Alstom : Un décret qui fait débat

dimanche 18 mai 2014.
 

Directement inspiré par l’affaire Alstom, un décret publié le jeudi 15 mai soumet toute prise de contrôle par des capitaux étrangers d’une entreprise française d’un secteur sensible à une autorisation préalable de l’Etat. Réactions.

Un investisseur étranger voulant prendre le contrôle d’une entreprise française dans les secteurs de l’énergie, des transports, des télécoms, de l’eau ou de la santé devra désormais obtenir l’autorisation du ministre de l’Economie pour le faire, selon un décret publié jeudi.

Ce décret, qui devrait permettre à l’Etat de s’opposer à la prise de contrôle d’un très grand nombre d’entreprises françaises constitue une nouvelle arme pour négocier dans le dossier Alstom, dont la branche énergie est convoitée par l’américain General Electric.
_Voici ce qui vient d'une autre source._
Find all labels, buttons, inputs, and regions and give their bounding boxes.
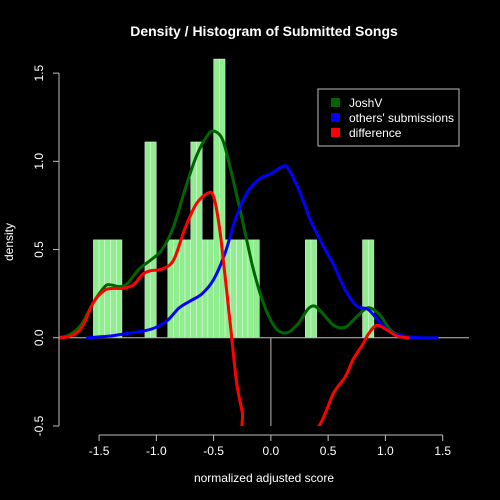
legend-swatch-others (331, 113, 340, 122)
x-axis: -1.5 -1.0 -0.5 0.0 0.5 1.0 1.5 (89, 434, 451, 458)
histogram-bar-25 (362, 239, 369, 338)
density-curves (59, 129, 439, 426)
y-tick-label-4: 1.5 (32, 64, 46, 81)
histogram-bar-26 (368, 239, 375, 338)
legend-label-joshv: JoshV (349, 96, 382, 110)
x-tick-label-4: 0.5 (320, 444, 337, 458)
x-tick-label-3: 0.0 (263, 444, 280, 458)
histogram-bar-19 (236, 239, 243, 338)
x-tick-label-0: -1.5 (89, 444, 110, 458)
x-tick-label-2: -0.5 (203, 444, 224, 458)
series-line-difference (59, 190, 410, 426)
x-tick-label-6: 1.5 (434, 444, 451, 458)
legend: JoshV others' submissions difference (317, 88, 460, 147)
legend-label-difference: difference (349, 126, 402, 140)
histogram-bar-9 (179, 239, 186, 338)
histogram-bar-0 (93, 239, 100, 338)
plot-area (59, 58, 469, 426)
x-tick-label-5: 1.0 (377, 444, 394, 458)
y-tick-label-0: -0.5 (32, 415, 46, 436)
histogram-bar-6 (150, 141, 157, 338)
histogram-bar-10 (184, 239, 191, 338)
histogram-bars (59, 58, 469, 426)
x-axis-label: normalized adjusted score (194, 471, 334, 485)
histogram-bar-24 (310, 239, 317, 338)
chart-title: Density / Histogram of Submitted Songs (130, 23, 398, 39)
series-line-others (86, 164, 439, 340)
x-tick-label-1: -1.0 (146, 444, 167, 458)
histogram-bar-16 (219, 58, 226, 338)
y-tick-label-2: 0.5 (32, 241, 46, 258)
series-line-joshv (59, 129, 416, 340)
y-tick-label-3: 1.0 (32, 153, 46, 170)
legend-swatch-joshv (331, 98, 340, 107)
legend-box (317, 88, 460, 147)
y-axis: -0.5 0.0 0.5 1.0 1.5 (32, 64, 60, 436)
histogram-bar-20 (242, 239, 249, 338)
legend-label-others: others' submissions (349, 111, 454, 125)
legend-swatch-difference (331, 128, 340, 137)
y-axis-label: density (2, 223, 16, 261)
histogram-bar-12 (196, 141, 203, 338)
y-tick-label-1: 0.0 (32, 329, 46, 346)
histogram-bar-5 (144, 141, 151, 338)
histogram-bar-7 (167, 239, 174, 338)
histogram-bar-23 (305, 239, 312, 338)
D’une manière générale, le nouveau décret vise toutes les entreprises qui concourent à l’intégrité, la sécurité et la continuité d’exploitation d’une infrastructure ou d’un opérateur d’importance vitale.

"La puissance publique doit avoir son mot à dire  sur des secteurs  stratégiques", a officiellement expliqué le Premier ministre, Manuel Valls, ce matin.

"Le choix que nous avons fait est un choix de patriotisme économique . C’est la fin du laisser-faire. Le pouvoir d’autorisation qu’il nous confère nous protège contre des formes indésirables de dépeçage et des risques de disparition", a déclaré le ministre de l’Economie

Arnaud Montebourg, qui nuançait ses propos quelques heures plus tard dans un communiqué où l’on pouvait lire : "Ce nouveau dispositif sera naturellement appliqué de manière sélective et proportionnée, en tenant compte de chaque situation".

Sans surprise le patron du MEDEF se prononce contre : "C’est une mauvaise idée car c’est très défensif alors qu’il faut être dans l’offensif", a estimé Pierre Gattaz.

General Electric a déclaré jeudi "prendre note "du décret de l’Etat sur la protection des intérêts stratégiques de la France dans les entreprises françaises et défendu son projet de reprise des activités énergie du groupe Alstom que le groupe américain a qualifié de "bon pour Alstom, pour ses employés et pour la France", dans un bref communiqué qui précise : "Notre projet est de bâtir une entreprise leader mondiale dans le secteur de l’énergie, avec quatre sièges basés en France, tout en préservant et en créant des emplois".

La Commission européenne a mis la France en garde jeudi contre toute application qu’elle jugerait"disproportionnée" ou "protectionniste" de son décret. Le commissaire au Marché intérieur, Michel Barnier, a souligné lors d’une conférence de presse que "les pays de l’UE ont le droit de défendre leurs intérêts stratégiques mais à des conditions très strictes définies dans les traités." qui a précisé qu "En outre, chaque refus de rachat sera examiné à la loupe par l’exécutif européen." Réaction quasi immédiate du coté de la France : "Avec ce décret, nous rééquilibrons le rapport de force entre les intérêts des entreprises multinationales et les intérêts des États, qui ne sont pas toujours alignés, mais cela ne veut pas dire qu’il est interdit de s’installer en France", veut-on rassurer au ministère français de l’Economie, où on assure rester dans les clous européens.

Notons que, loin des enjeux de circonstances (dossiers Alstom/General Electric, Alcatel-Lucent) et des polémiques en protectionnisme, la France ne fait que s’aligner sur les standards de contrôle internationaux, notamment américains. Le "Décret Montebourg" concrétise une prise de conscience des pouvoirs publics français sur la nécessaire adaptation du précédent dispositif qui datait de 2005.

Le nouveau "pouvoir" du ministre de l’industrie lui permet, non seulement d’accorder ou de refuser l’autorisation, mais également de subordonner l’autorisation à la cession d’une des activités relevant des secteurs stratégiques, le décret renforce donc considérablement le rôle de l’État en terme de politique économique.